FM : Je suis entré dans l’art, de par ma formation, par le Pop Art. Ce n’est qu’après que j’ai étudié autre chose. Comme les œuvres religieuses par exemple : d’abord dans leur représentation puis dans leur technique même. Mon travail n’est d’ailleurs pas si loin de ces représentations, ces icônes. Mes portraits notamment, dans la composition, le côté sculptural des corps… Il y a deux ans j’ai travaillé autour de la figure de Pasolini et donc forcément la question pieuse s’est imposée. De manière plus large, ma réflexion s’articule autour de trois notions que j’estime centrales : la bouffe, la religion et la famille. C’est une forme d’inspiration aussi. Au niveau du travail du fil, Ghada Amer m’a beaucoup inspiré. Ultra connue ultra exposée, elle compose sur des toiles des représentations de femmes nues. Les fils qui tombent de ses œuvres finissent par former une toile abstraite, c’est très intéressant. Et étrangement, la représentation des corps féminins pose moins de problèmes…
AO : Peux-tu nous parler de ton dernier projet, « Strike a Pose » ?
FM : Le projet « Strike a Pose » est venu très justement parce que mes travaux suscitaient quelque chose d’hyper identitaire. Je me suis mis à côtoyer pour la première fois des garçons devenus filles ou bien des filles devenues garçons, des trans, et au-delà du simple « truc » physique, je me suis mis à m’attarder sur cette question d’identité avec une réflexion plus personnelle : « et mon identité à moi, elle vient de quoi ? », questionnement qui a abouti à « Strike a Pose » ainsi qu’à un travail parallèle intitulé « Mes 14 Ans. » Plus spécifiquement, « Strike a Pose » évoque le mouvement identitaire du Voguing que l’on réduit parfois trop souvent au seul titre « Vogue » de Madonna, alors qu’il est bien plus complexe. Il évoque les notions de travestissement, le fait d’affirmer qui on est par la pose outrancière notamment. Des poses de stars. J’ai accumulé beaucoup d’images pour ce projet, des images de mode notamment, ainsi que beaucoup de musique. C’était important.

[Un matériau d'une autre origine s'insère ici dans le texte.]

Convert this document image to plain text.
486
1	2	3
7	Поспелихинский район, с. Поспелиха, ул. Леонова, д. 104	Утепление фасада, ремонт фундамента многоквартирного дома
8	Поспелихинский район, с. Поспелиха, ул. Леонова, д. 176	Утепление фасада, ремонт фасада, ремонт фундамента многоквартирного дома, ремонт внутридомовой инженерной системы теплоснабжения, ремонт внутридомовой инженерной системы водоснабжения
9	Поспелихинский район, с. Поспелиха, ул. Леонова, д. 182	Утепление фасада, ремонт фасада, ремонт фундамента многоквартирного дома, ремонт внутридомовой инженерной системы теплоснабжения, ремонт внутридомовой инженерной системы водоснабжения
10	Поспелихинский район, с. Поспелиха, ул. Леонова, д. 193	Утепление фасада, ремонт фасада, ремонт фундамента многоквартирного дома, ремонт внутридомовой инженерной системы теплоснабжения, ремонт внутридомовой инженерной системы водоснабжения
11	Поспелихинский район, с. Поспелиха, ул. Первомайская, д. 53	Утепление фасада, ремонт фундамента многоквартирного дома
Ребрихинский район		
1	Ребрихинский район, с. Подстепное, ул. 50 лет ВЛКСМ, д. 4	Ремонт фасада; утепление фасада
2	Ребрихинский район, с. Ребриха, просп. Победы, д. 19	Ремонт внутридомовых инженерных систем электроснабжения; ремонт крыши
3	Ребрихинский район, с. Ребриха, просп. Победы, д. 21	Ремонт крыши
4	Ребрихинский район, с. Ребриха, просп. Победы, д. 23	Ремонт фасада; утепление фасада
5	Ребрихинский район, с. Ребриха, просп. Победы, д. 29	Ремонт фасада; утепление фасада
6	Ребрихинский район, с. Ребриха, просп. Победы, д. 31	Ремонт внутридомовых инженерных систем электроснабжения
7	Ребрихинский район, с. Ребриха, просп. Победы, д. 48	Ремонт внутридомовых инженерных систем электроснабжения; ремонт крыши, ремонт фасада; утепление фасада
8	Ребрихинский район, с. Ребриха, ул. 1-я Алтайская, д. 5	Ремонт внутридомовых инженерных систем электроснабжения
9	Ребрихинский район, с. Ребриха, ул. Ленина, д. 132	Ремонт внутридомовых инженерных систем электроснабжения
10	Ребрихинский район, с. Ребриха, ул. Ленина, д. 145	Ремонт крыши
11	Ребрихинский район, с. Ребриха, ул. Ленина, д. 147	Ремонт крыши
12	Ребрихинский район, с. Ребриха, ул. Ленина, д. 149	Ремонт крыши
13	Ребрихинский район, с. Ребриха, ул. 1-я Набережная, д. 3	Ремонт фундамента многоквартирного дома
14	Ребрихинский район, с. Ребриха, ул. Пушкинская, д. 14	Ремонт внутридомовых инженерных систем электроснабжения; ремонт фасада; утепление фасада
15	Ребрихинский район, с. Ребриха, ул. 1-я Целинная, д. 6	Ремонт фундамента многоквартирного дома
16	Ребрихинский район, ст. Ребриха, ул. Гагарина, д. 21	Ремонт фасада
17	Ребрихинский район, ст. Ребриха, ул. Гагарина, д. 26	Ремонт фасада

Le projet est également nait d’une envie de me donner du temps _un an_ sur un projet qui serait propre à moi. Un projet très personnel. Je voulais aussi savoir si j’étais capable de réaliser toute une série de pièces. Sur l’expo, il y a 26 portraits assez grands : techniquement, ça devient très compliqué. C’est de plus un projet très complet : c’est moi qui vais chercher les modèles, c’est moi qui les photographie. Il n’y a pas de commande, je gère l’espace, je gère les images, je gère tout de A à Z. Je construis mes expos comme des expériences, ce ne sont pas simplement des œuvres accrochées à un clou : tout communique.
(c) FullMano (Strike a Pose)
AO : Quels sont tes projets ?
FM : On verra… je suis bien tenté de revenir à quelque chose de plus trash, comme au début. À moins que je ne change d’avis. Je suis plutôt quelqu’un de speed et d’impatient. C’est d’ailleurs pour ça que je ne vais jamais au cinéma, car on m’impose alors de rester assis durant des plombes. Je suis à l’opposé de ce que pourrait nécessiter la couture en termes de concentration. C’est pour ça aussi que j’ai besoin de me discipliner. Je m’impose des règles, je me lève à certaines heures pour pouvoir travailler. Et même quand je travaille, j’ai toujours besoin d’animation : je brode avec des amis à côté, ou bien avec de la musique. Je brode dans le train aussi. Je n’ai pas besoin de recueillement même si d’une certaine façon, la broderie me pose. Alors un projet trash, oui, pourquoi pas.
AO : Qu’as-tu envie de dire pour terminer cet entretien ?
(entretien réalisé le 03 décembre 2012)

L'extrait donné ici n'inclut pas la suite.